AI Article Synopsis

  • Studying the relationship between neural network activity and fear responses, particularly through startle responses, has a deep-rooted history in research.
  • The study simultaneously measured startle blink responses using electromyography (EMG) and brain activity with functional MRI during fear conditioning, revealing heightened startle responses during threats.
  • Key brain areas like the amygdala, anterior insula, anterior cingulate cortex (ACC), and periaqueductal gray (PAG) showed increased activity in response to threat cues, highlighting the potential of combining behavioral and neural assessments to enhance understanding of fear processing in both humans and animals.

Article Abstract

Studying neural networks and behavioral indices such as potentiated startle responses during fear conditioning has a long tradition in both animal and human research. However, most of the studies in humans do not link startle potentiation and neural activity during fear acquisition and extinction. Therefore, we examined startle blink responses measured with electromyography (EMG) and brain activity measured with functional MRI simultaneously during differential conditioning. Furthermore, we combined these behavioral fear indices with brain network activity by analyzing the brain activity evoked by the startle probe stimulus presented during conditioned visual threat and safety cues as well as in the absence of visual stimulation. In line with previous research, we found a fear-induced potentiation of the startle blink responses when elicited during a conditioned threat stimulus and a rapid decline of amygdala activity after an initial differentiation of threat and safety cues in early acquisition trials. Increased activation during processing of threat cues was also found in the anterior insula, the anterior cingulate cortex (ACC), and the periaqueductal gray (PAG).

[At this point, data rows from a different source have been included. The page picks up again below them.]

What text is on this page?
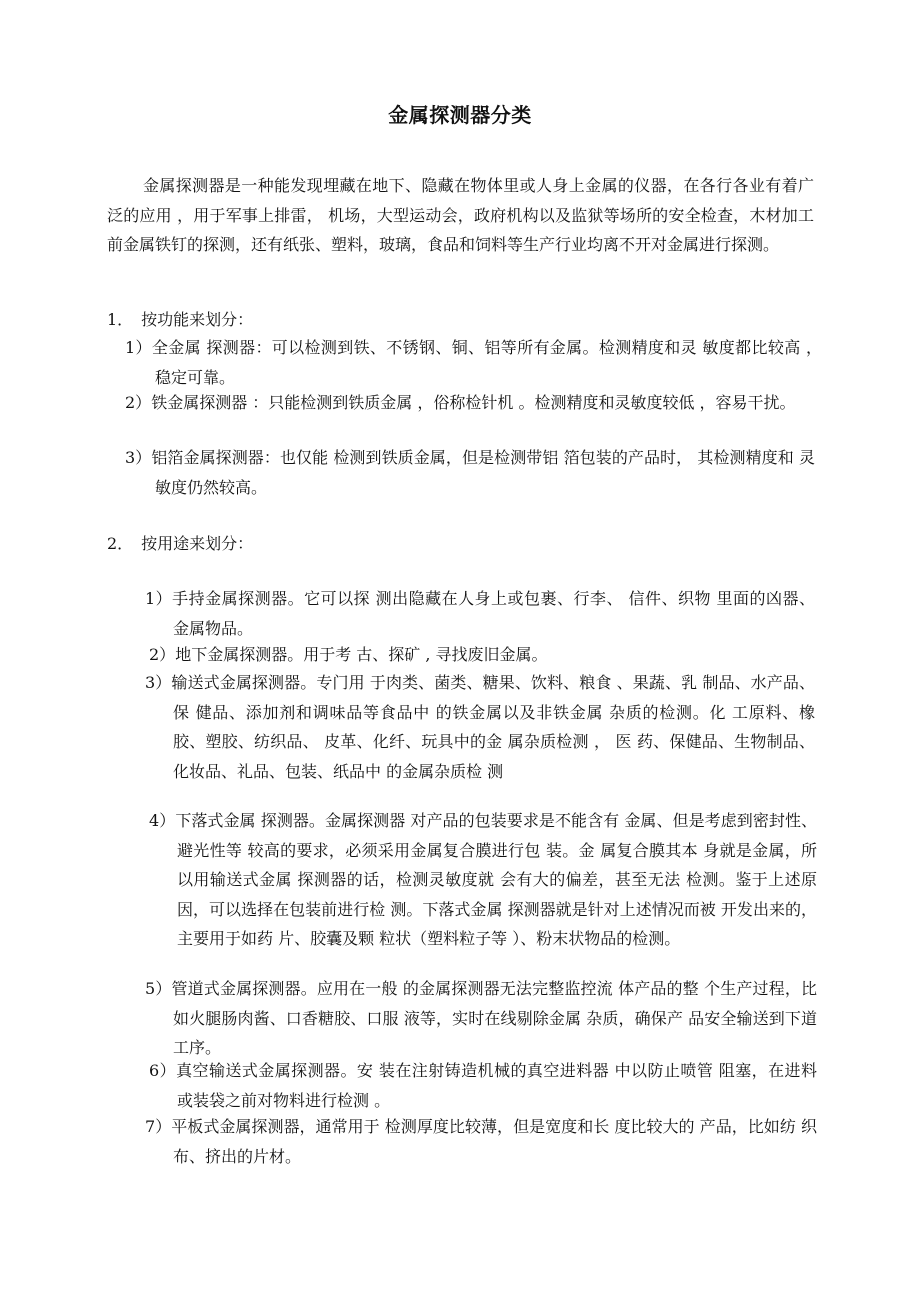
金属探测器分类

金属探测器是一种能发现埋藏在地下、隐藏在物体里或人身上金属的仪器，在各行各业有着广泛的应用 ，用于军事上排雷， 机场，大型运动会，政府机构以及监狱等场所的安全检查，木材加工前金属铁钉的探测，还有纸张、塑料，玻璃，食品和饲料等生产行业均离不开对金属进行探测。

1．　按功能来划分：

1）全金属 探测器：可以检测到铁、不锈钢、铜、铝等所有金属。检测精度和灵 敏度都比较高 ，稳定可靠。

2）铁金属探测器 ：只能检测到铁质金属 ，俗称检针机 。检测精度和灵敏度较低 ，容易干扰。

3）铝箔金属探测器：也仅能 检测到铁质金属，但是检测带铝 箔包装的产品时， 其检测精度和 灵敏度仍然较高。

2．　按用途来划分：

1）手持金属探测器。它可以探 测出隐藏在人身上或包裹、行李、 信件、织物 里面的凶器、 金属物品。

2）地下金属探测器。用于考 古、探矿 , 寻找废旧金属。

3）输送式金属探测器。专门用 于肉类、菌类、糖果、饮料、粮食 、果蔬、乳 制品、水产品、保 健品、添加剂和调味品等食品中 的铁金属以及非铁金属 杂质的检测。化 工原料、橡胶、塑胶、纺织品、 皮革、化纤、玩具中的金 属杂质检测 ， 医 药、保健品、生物制品、化妆品、礼品、包装、纸品中 的金属杂质检 测

4）下落式金属 探测器。金属探测器 对产品的包装要求是不能含有 金属、但是考虑到密封性、避光性等 较高的要求，必须采用金属复合膜进行包 装。金 属复合膜其本 身就是金属，所以用输送式金属 探测器的话，检测灵敏度就 会有大的偏差，甚至无法 检测。鉴于上述原因，可以选择在包装前进行检 测。下落式金属 探测器就是针对上述情况而被 开发出来的，主要用于如药 片、胶囊及颗 粒状（塑料粒子等 ）、粉末状物品的检测。

5）管道式金属探测器。应用在一般 的金属探测器无法完整监控流 体产品的整 个生产过程，比 如火腿肠肉酱、口香糖胶、口服 液等，实时在线剔除金属 杂质，确保产 品安全输送到下道工序。

6）真空输送式金属探测器。安 装在注射铸造机械的真空进料器 中以防止喷管 阻塞，在进料 或装袋之前对物料进行检测 。

7）平板式金属探测器，通常用于 检测厚度比较薄，但是宽度和长 度比较大的 产品，比如纺 织布、挤出的片材。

More importantly, our results depict an increase of brain activity to probes presented during threatening in comparison to safety cues indicating an involvement of the anterior insula, the ACC, the thalamus, and the PAG in fear-potentiated startle processing during early extinction trials. Our study underlines that parallel assessment of fear-potentiated startle in fMRI paradigms can provide a helpful method to investigate common and distinct processing pathways in humans and animals and, thus, contributes to translational research.